Sep 01 2009

Finally, massive storage done right

Published by at 8:47 am under Technology   

Last year, I wrote about my efforts to find a storage server with lots of storage at a low cost-per-byte. What was obvious to me at the time, but apparently not obvious to many vendors, is that the key to cost effective storage is to buy mostly hard drives and as little else as possible. I built on Linux and commodity hardware, but the principle applies regardless of OS or hardware vendor.

The team at BackBlaze went much farther down the same path. They ended up with a custom made 4U case (a bit expensive) while the rest of the parts are few in number, inexpensive, and off the shelf. Their cost overhead is stunningly low, as seen in this chart (which I copied from their article):

cost-of-a-petabyte-chart

Is this right for everyone? Of course not. Enterprise buyers, for example, may need the extra functionality offered by the enterprise class solutions (at many times the cost). Cloud providers and web-scale data storage users, though, simply cannot beat BackBlaze’s approach. What about performance? Clearly this low-overhead approach is optimized for size and cost, not performance. Yet the effective performance can be very high, because this approach makes it possible to use a very large number of disk spindles, and thus has a very high aggregate IO capacity.

Predictably, the response to BackBlaze’s design has been notably mixed, with numerous complaint about performance and reliability. For a very thoughtful (though unavoidably biased) response, read this Sun engineer’s thoughts.

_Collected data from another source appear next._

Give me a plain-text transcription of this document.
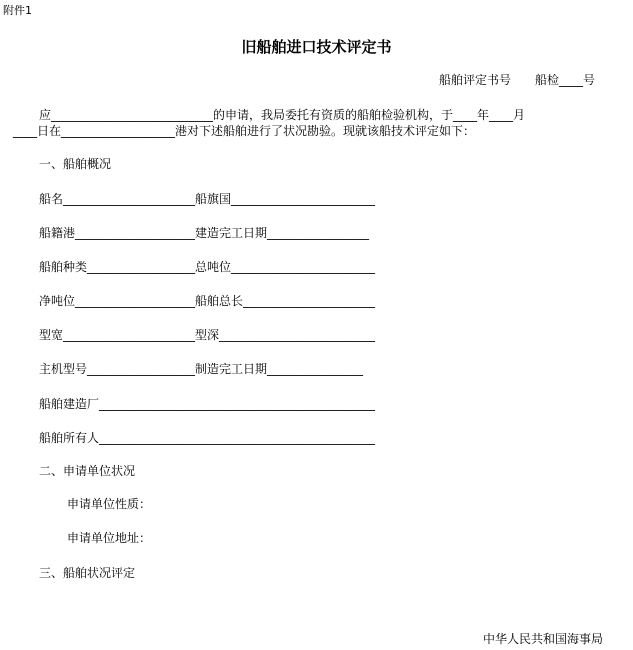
附件1
旧船舶进口技术评定书
船舶评定书号　　船检____号
应___________________________的申请，我局委托有资质的船舶检验机构，于____年____月
____日在___________________港对下述船舶进行了状况勘验。现就该船技术评定如下：
一、船舶概况
船名______________________船旗国________________________
船籍港____________________建造完工日期_________________
船舶种类__________________总吨位________________________
净吨位____________________船舶总长______________________
型宽______________________型深__________________________
主机型号__________________制造完工日期________________
船舶建造厂______________________________________________
船舶所有人______________________________________________
二、申请单位状况
申请单位性质：
申请单位地址：
三、船舶状况评定
中华人民共和国海事局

The key thing to keep in mind is the problem being solved. BackBlaze’s design is ideal for use as backup, bulk storage. That is a very common need; the solution I set up (described at the link above) had a typical use case of a given file being written once, then never read again, i.e. kept “just in case”. Reliability, likewise, is obtained as the system level, by having multiple independent servers, preferably spread across multiple physical sites. Once you’re paying the complexity cost to achieve this, there isn’t much additional benefit to paying the cost a second time in the form of more expensive storage.

If you found this post useful, please link to it from your web site, mention it online, or mention it to a colleague.

2 responses so far

2 Responses to “Finally, massive storage done right”

  1. sounds like a good solution it’s a shame it doesn’t support Linux

  2. Kyle Cordes says:

    Mihai – my solution was built on Linux, as is BackBlaze’s.